Previous experiences suggest liquidity shortage in the banking system may be around 2 trillion yuan to 2.5 trillion yuan. But, since last year, interest rates in the money market have been sliding moderately, providing ample capital for banks. The lowered required reserve ratio will help address some of the shortage, while the rest will be solved by reverse repos, according to experts.
The interest rate fluctuation at the beginning of this year was also narrower than that in 2018. The Shanghai Interbank Offered Rate has been under 2 percent for eight days in a row ever since the first trading day of this year. Although there is a possibility that the interest rate will go up before Spring Festival, any such rise would likely be limited. “Given that capital demand rises every Spring Festival and tax payments will follow, interest rate will go up accordingly,” said Ming Ming, chief analyst for fixed income at Citic Securities.

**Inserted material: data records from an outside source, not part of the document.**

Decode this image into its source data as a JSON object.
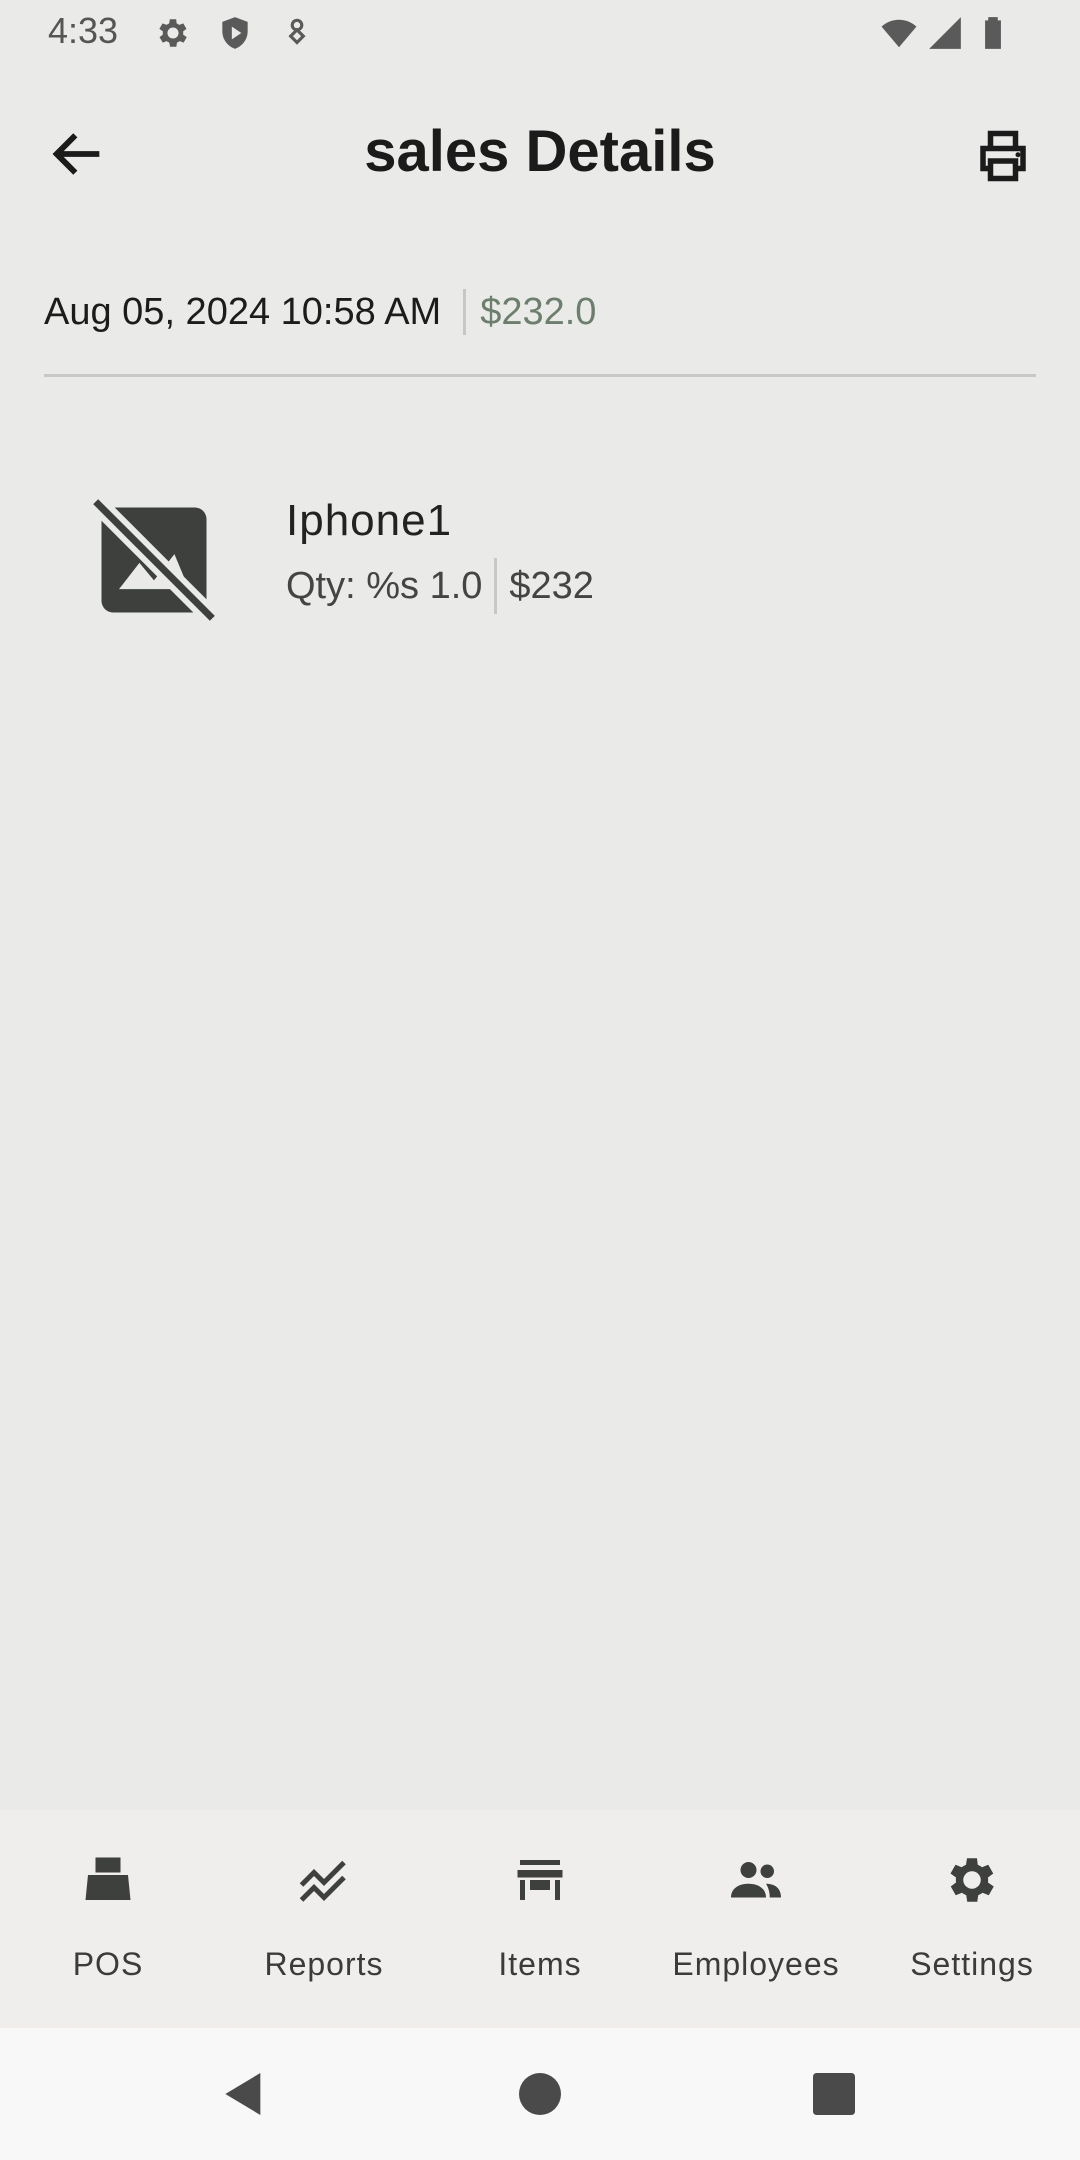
{
  "status_bar": {
    "time": "4:33",
    "icons": [
      "gear-icon",
      "shield-icon",
      "location-pin-icon",
      "wifi-icon",
      "cell-signal-icon",
      "battery-icon"
    ]
  },
  "app_bar": {
    "title": "sales Details",
    "back_icon": "arrow-left-icon",
    "print_icon": "printer-icon"
  },
  "summary": {
    "datetime": "Aug 05, 2024 10:58 AM",
    "total": "$232.0",
    "total_color": "#6b7f6c"
  },
  "items": [
    {
      "name": "Iphone1",
      "qty": "Qty: %s 1.0",
      "price": "$232",
      "image_icon": "image-not-supported-icon"
    }
  ],
  "bottom_nav": {
    "items": [
      {
        "label": "POS",
        "icon": "cash-register-icon"
      },
      {
        "label": "Reports",
        "icon": "trend-chart-icon"
      },
      {
        "label": "Items",
        "icon": "store-icon"
      },
      {
        "label": "Employees",
        "icon": "people-icon"
      },
      {
        "label": "Settings",
        "icon": "gear-icon"
      }
    ]
  },
  "system_nav": {
    "icons": [
      "back-triangle-icon",
      "home-circle-icon",
      "recents-square-icon"
    ]
  }
}
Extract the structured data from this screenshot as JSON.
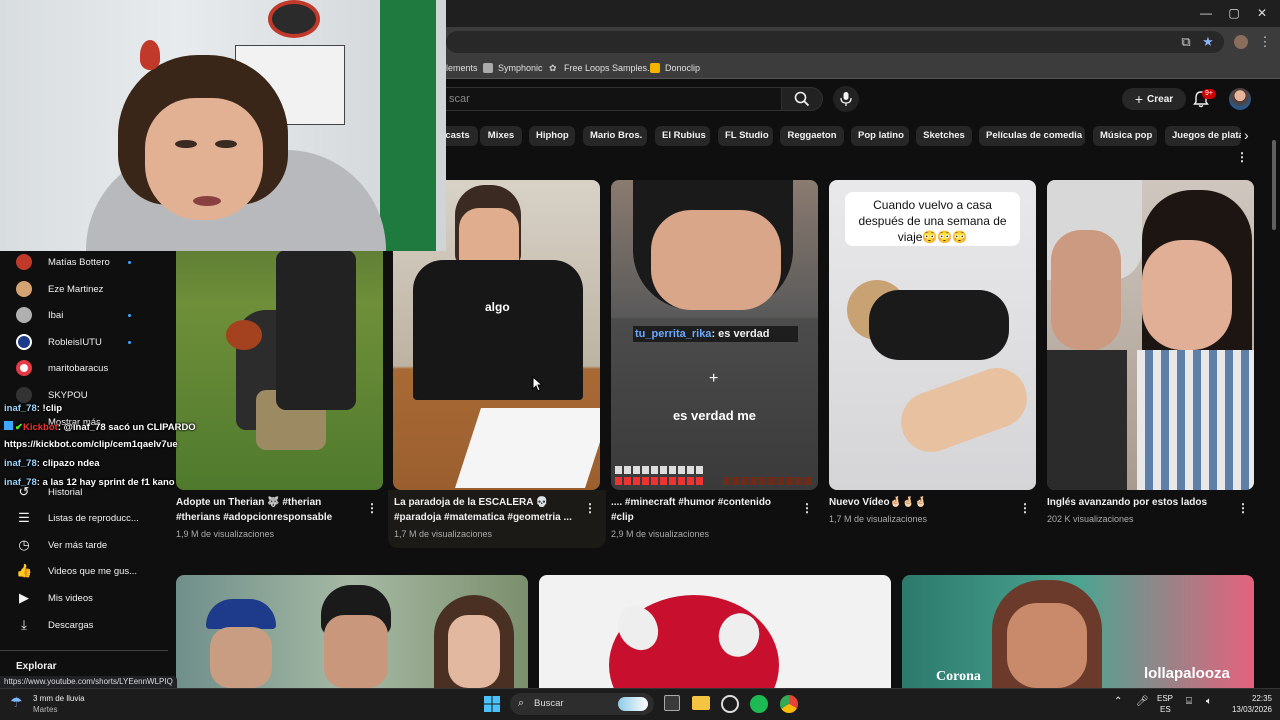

“The central bank’s governor Yi Gang has reiterated recently that the total money supply would be maintained at a reasonable level and the structure would be further optimized. Liquidity should be maintained precisely to avoid a negative impact on the real economy resulting from rapid contraction of credit. But there should not be too much capital in the market which will hamper the structural deleveraging,” he said. Qu Qing, general manager of the asset management department of Hua Chuang Securities, said four major reasons will likely impact liquidity around Spring Festival.
One, monetary instruments or securities worth around 1 trillion yuan will mature this month. Most of the redemptions have already happened by Jan 15. Two, this month-end is the deadline to pay various types of taxes. This could mean money available with people for spending will fall by some 1 trillion yuan as they would withdraw/transfer it to pay taxes, affecting liquidity. Three, bank lending will have a bearing on liquidity. “As more pressure on economic growth is expected this year, more banks will provide lending in the early part of the year, to make profits sooner than later. This will result in a noticeable increase in required reserves,” said Qu. Four, debt issuance at provincial level is a factor too. “Local governments are likely to start issuing bonds in the early part of the year, which is also likely to exert pressure on liquidity before Spring Festival,” said Qu.
Analysts from China International Capital Corporation Limited wrote in a note that the reverse repos will be able to give enough room to financial institutions in terms of providing support to the micro and small-sized enterprises and privately owned companies.